PANIC: could not flush dirty data: Operation not permitted power8, Redhat Centos
Hi All,
We build Postgres on Power and x86 With the latest Postgres 11 release (11.2) we get error on
power8 ppc64le (Redhat and CentOS). No error on SUSE on power8
No error on x86_64 (RH, Centos and SUSE)
from the log file
2019-04-09 12:30:10 UTC pid:203 xid:0 ip: LOG: listening on IPv4 address "0.0.0.0", port 5432
2019-04-09 12:30:10 UTC pid:203 xid:0 ip: LOG: listening on IPv6 address "::", port 5432
2019-04-09 12:30:10 UTC pid:203 xid:0 ip: LOG: listening on Unix socket "/tmp/.s.PGSQL.5432"

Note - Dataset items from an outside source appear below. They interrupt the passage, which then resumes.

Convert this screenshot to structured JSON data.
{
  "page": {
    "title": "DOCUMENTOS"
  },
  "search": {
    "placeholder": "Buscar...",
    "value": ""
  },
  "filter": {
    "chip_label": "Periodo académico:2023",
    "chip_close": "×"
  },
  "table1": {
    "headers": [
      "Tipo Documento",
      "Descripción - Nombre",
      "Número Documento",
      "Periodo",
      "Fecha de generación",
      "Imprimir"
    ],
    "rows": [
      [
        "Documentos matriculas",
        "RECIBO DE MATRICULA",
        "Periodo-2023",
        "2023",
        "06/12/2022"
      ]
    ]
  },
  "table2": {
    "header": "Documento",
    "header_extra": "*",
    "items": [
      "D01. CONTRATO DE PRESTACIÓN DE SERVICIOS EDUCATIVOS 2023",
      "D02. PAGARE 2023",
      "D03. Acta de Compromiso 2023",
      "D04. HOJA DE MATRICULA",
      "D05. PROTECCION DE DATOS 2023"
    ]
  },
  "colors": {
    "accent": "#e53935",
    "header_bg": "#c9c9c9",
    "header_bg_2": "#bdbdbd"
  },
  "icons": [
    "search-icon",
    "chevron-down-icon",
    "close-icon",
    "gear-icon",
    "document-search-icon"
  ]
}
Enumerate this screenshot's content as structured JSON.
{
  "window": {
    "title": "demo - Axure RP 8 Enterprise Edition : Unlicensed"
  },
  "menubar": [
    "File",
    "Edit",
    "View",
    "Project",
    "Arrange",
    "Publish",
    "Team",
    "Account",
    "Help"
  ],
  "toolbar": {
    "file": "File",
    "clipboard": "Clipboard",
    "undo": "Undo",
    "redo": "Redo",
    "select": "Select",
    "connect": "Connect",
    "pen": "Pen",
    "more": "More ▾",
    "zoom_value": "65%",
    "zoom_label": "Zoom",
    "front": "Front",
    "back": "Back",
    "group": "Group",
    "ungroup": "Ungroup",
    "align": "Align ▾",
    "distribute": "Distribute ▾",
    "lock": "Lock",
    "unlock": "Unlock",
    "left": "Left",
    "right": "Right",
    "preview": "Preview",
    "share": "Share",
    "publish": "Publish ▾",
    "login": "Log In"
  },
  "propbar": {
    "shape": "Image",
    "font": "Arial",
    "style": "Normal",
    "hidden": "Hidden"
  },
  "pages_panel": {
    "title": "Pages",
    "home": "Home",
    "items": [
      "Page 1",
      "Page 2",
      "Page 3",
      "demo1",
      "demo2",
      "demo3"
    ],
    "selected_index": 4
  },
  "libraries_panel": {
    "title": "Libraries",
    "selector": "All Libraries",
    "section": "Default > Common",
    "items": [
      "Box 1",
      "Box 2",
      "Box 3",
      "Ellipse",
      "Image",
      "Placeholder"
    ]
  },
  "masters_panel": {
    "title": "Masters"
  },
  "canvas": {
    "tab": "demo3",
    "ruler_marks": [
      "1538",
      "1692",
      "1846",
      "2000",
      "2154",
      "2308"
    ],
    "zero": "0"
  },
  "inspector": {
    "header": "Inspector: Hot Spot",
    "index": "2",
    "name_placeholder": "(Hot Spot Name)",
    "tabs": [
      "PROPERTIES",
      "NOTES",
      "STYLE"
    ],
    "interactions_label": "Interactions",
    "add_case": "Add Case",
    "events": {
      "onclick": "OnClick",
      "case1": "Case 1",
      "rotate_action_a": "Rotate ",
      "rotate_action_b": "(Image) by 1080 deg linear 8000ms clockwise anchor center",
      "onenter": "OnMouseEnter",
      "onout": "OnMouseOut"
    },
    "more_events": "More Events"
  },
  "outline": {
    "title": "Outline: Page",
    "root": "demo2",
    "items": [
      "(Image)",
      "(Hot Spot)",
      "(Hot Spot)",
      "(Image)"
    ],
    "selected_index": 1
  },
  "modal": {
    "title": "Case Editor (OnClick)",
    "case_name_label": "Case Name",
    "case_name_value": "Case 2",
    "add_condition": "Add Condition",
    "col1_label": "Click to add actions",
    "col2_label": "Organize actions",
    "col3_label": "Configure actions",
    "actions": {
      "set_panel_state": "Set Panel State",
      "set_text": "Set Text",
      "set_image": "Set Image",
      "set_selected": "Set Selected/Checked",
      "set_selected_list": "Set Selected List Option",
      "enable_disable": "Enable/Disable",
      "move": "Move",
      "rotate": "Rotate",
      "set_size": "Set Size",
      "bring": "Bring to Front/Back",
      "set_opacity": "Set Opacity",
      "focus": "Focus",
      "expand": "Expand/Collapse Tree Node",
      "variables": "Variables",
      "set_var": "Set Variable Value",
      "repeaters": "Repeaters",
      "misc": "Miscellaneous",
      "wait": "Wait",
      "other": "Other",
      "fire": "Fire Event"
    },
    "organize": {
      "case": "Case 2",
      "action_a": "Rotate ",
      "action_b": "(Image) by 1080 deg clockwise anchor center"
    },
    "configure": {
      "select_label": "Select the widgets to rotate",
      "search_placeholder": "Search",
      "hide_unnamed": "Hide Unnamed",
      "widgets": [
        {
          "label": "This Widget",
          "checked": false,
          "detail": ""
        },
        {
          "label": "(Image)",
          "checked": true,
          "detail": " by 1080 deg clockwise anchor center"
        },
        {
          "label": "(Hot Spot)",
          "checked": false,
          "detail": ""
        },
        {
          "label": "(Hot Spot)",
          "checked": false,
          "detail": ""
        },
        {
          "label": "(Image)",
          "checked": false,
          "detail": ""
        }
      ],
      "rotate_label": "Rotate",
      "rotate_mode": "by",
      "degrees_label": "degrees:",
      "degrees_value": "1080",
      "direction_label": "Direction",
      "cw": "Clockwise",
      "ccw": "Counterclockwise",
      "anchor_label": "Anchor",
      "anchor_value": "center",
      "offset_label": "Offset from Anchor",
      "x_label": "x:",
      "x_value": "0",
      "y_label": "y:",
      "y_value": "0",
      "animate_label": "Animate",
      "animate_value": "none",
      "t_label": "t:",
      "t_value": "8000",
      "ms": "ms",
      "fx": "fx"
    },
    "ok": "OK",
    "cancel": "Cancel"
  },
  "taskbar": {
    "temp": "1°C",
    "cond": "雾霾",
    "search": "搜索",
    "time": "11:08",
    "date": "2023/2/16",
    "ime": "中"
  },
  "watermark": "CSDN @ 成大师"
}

2019-04-09 12:30:10 UTC pid:204 xid:0 ip: LOG: database system was shut down at 2019-04-09 12:27:09 UTC
2019-04-09 12:30:10 UTC pid:203 xid:0 ip: LOG: database system is ready to accept connections
2019-04-09 12:31:46 UTC pid:203 xid:0 ip: LOG: received SIGHUP, reloading configuration files
2019-04-09 12:35:10 UTC pid:205 xid:0 ip: PANIC: could not flush dirty data: Operation not permitted
2019-04-09 12:35:10 UTC pid:203 xid:0 ip: LOG: checkpointer process (PID 205) was terminated by signal 6: Aborted
2019-04-09 12:35:10 UTC pid:203 xid:0 ip: LOG: terminating any other active server processes
2019-04-09 12:35:10 UTC pid:208 xid:0 ip: WARNING: terminating connection because of crash of another server process
2019-04-09 12:35:10 UTC pid:208 xid:0 ip: DETAIL: The postmaster has commanded this server process to roll back the current transaction and exit, because another server process exited abnormally and possibly corrupted shared memory.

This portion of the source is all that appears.